ABSTRACT

The Irish poet Eavan Boland has written of her need to combat ‘the association of the feminine and the national—and the consequent simplification of both’ (1990, 24). Such an ‘association of the feminine and the national’ has prevailed not only with regard to Irish and European expressions of nationality, but also in a wide range of colonial and anti-colonial discourses including India, Africa, Australia and Canada. Over the past decade, discourses of nationalism and gender and the interaction between them have been the subject of a number of conferences and books (see especially Parker et al., 1992, and Nasta, 1991), but these books and papers tend to generalize on the basis of one nation’s experience, or to assume that the manifestations of nationalism are specific only to that particular geographical area. Thus Ashis Nandy (1983) draws upon the experience of India to argue that colonial and anti-colonial discourses generally tended to narrow concepts of sexuality and set up a sharp dichotomy between an aggressive warrior masculinity and a submissive, passive femininity as the normal gender roles.
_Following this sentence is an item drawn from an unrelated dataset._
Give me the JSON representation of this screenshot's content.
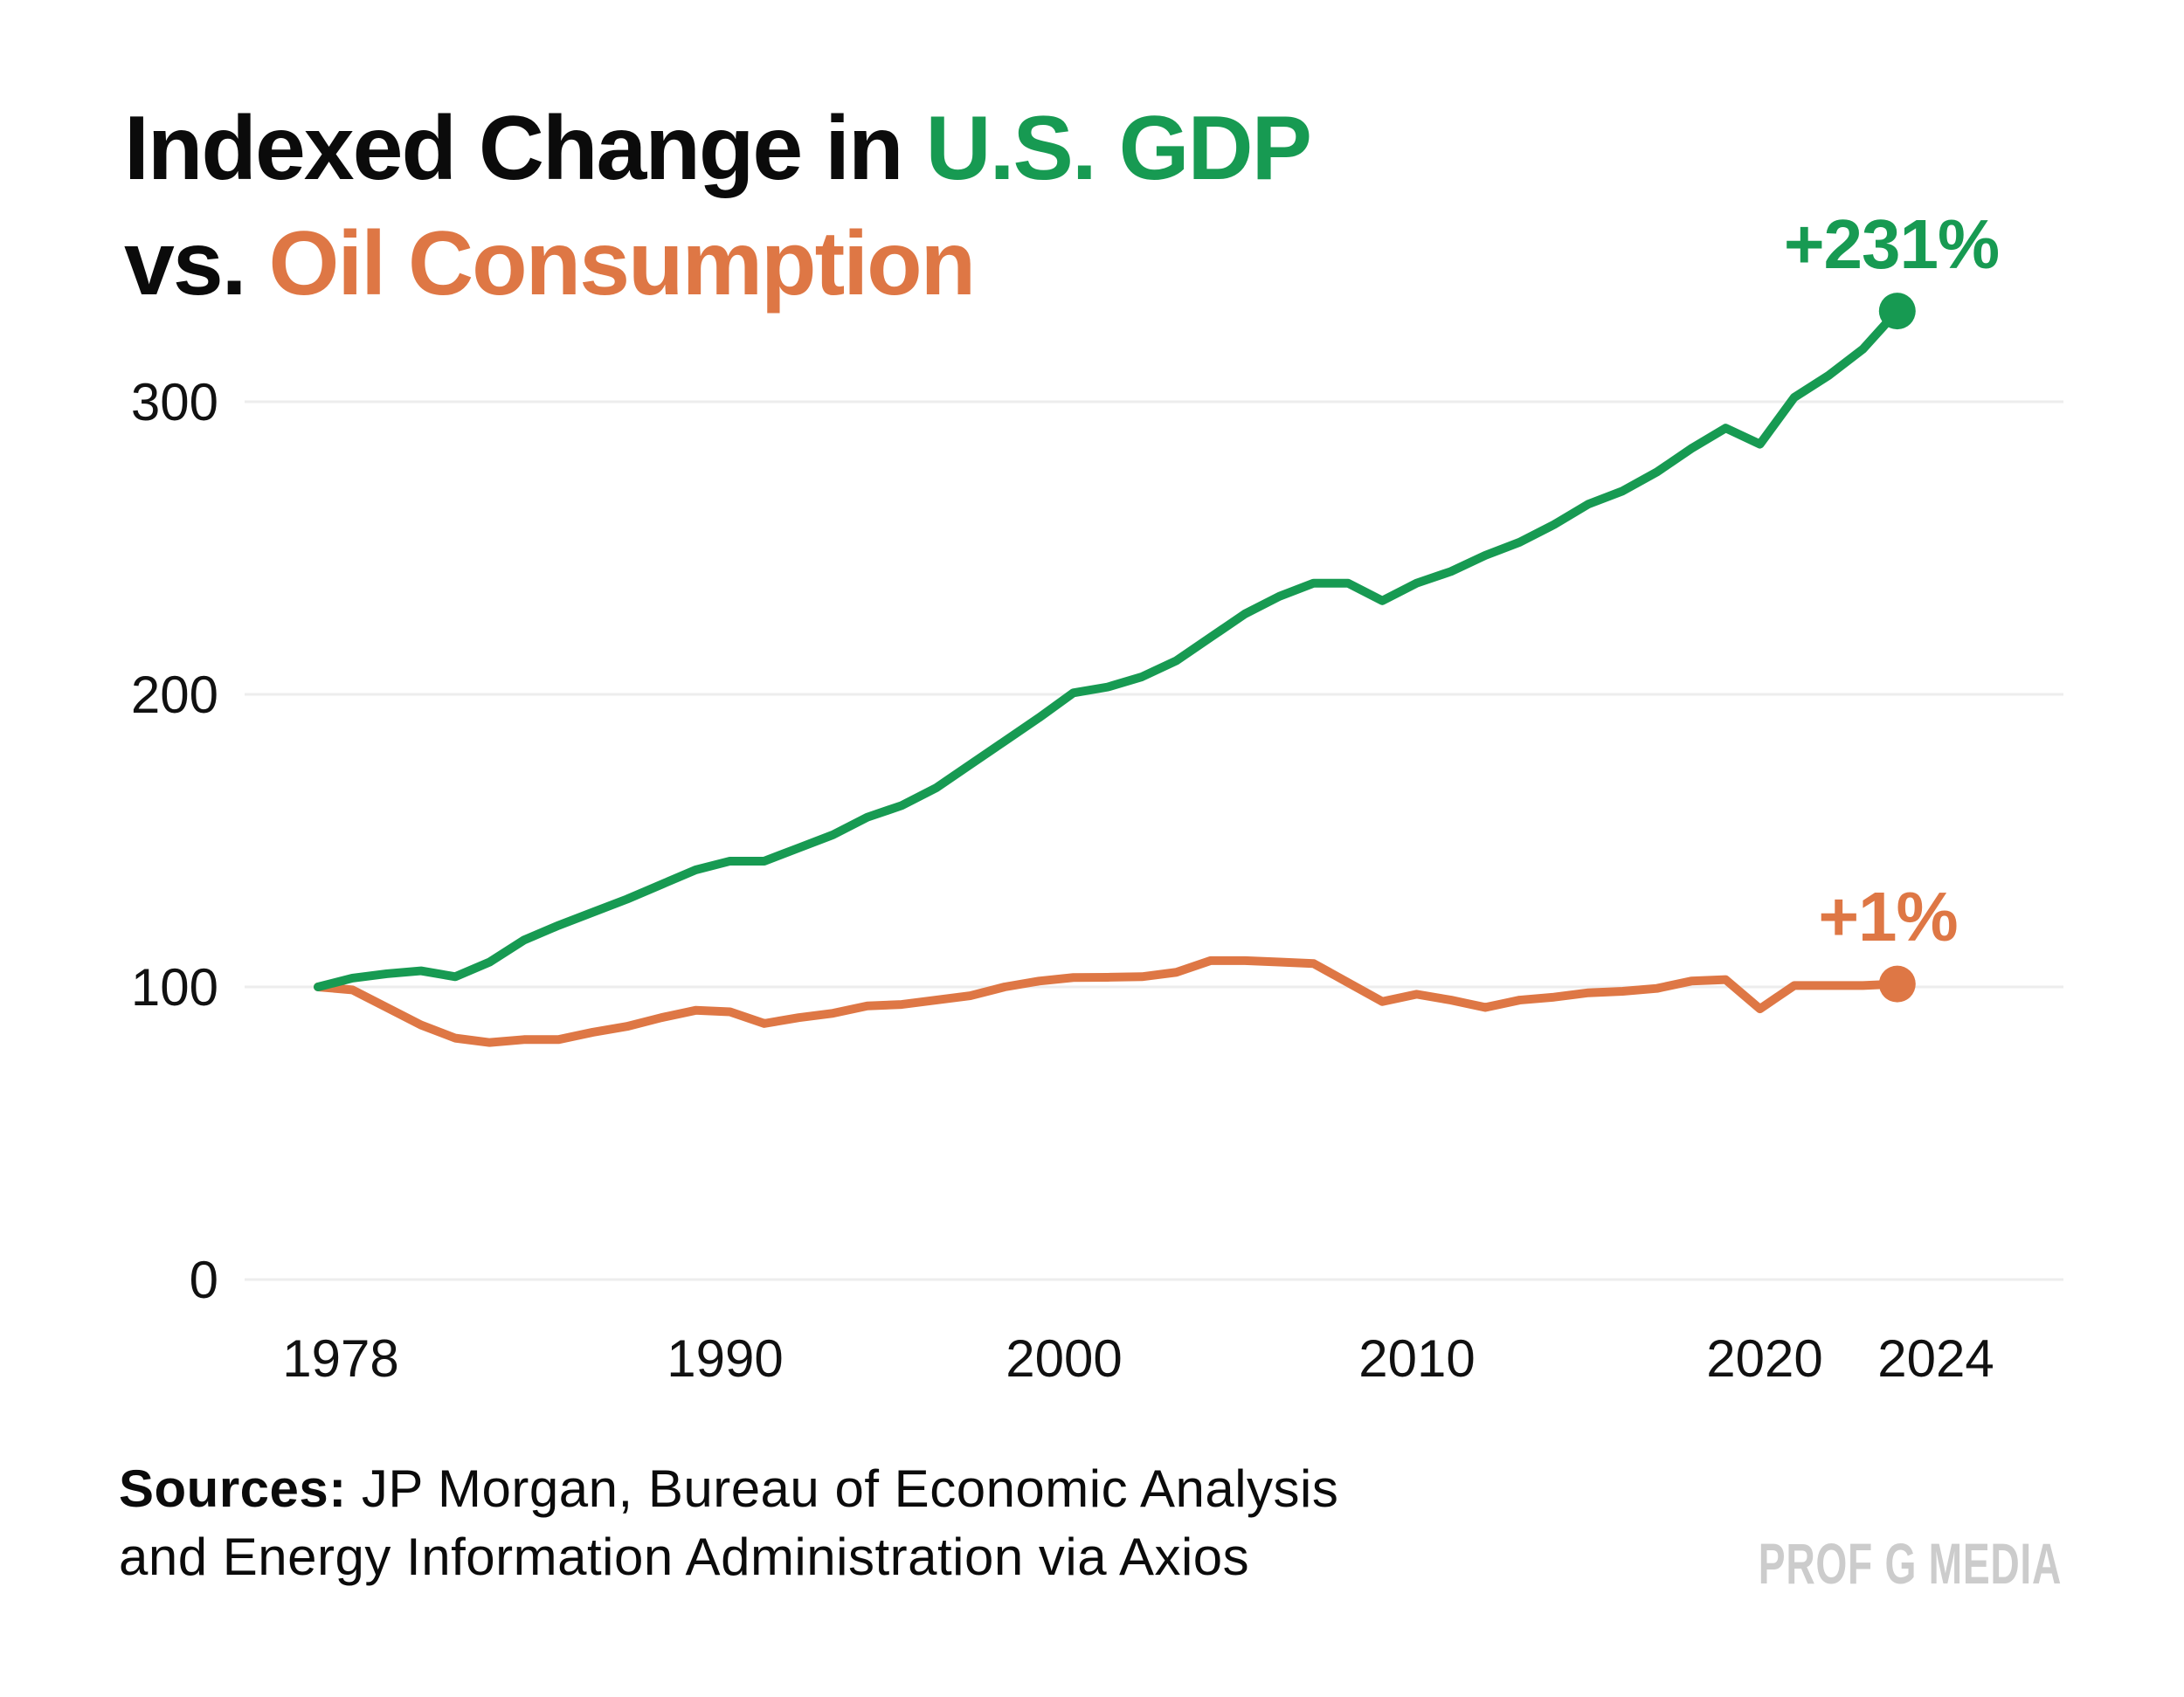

There are indeed many similarities between gendered expressions of nationality and race in different geographical areas, but also significant differences which relate in the specific cultures and histories of both the colonized and the colonizer. This essay seeks to compare constructions of Irish and African women within a gendered colonial and anticolonial discourse (with specific reference to Mother Ireland and Mother Africa and the sexual dichotomies set up within such discourse). Such a comparison may allow us to see more clearly the circumstances and political relations which reinforce associations of the feminine, the national, and the racial, and thus to combat the consequent simplification of each.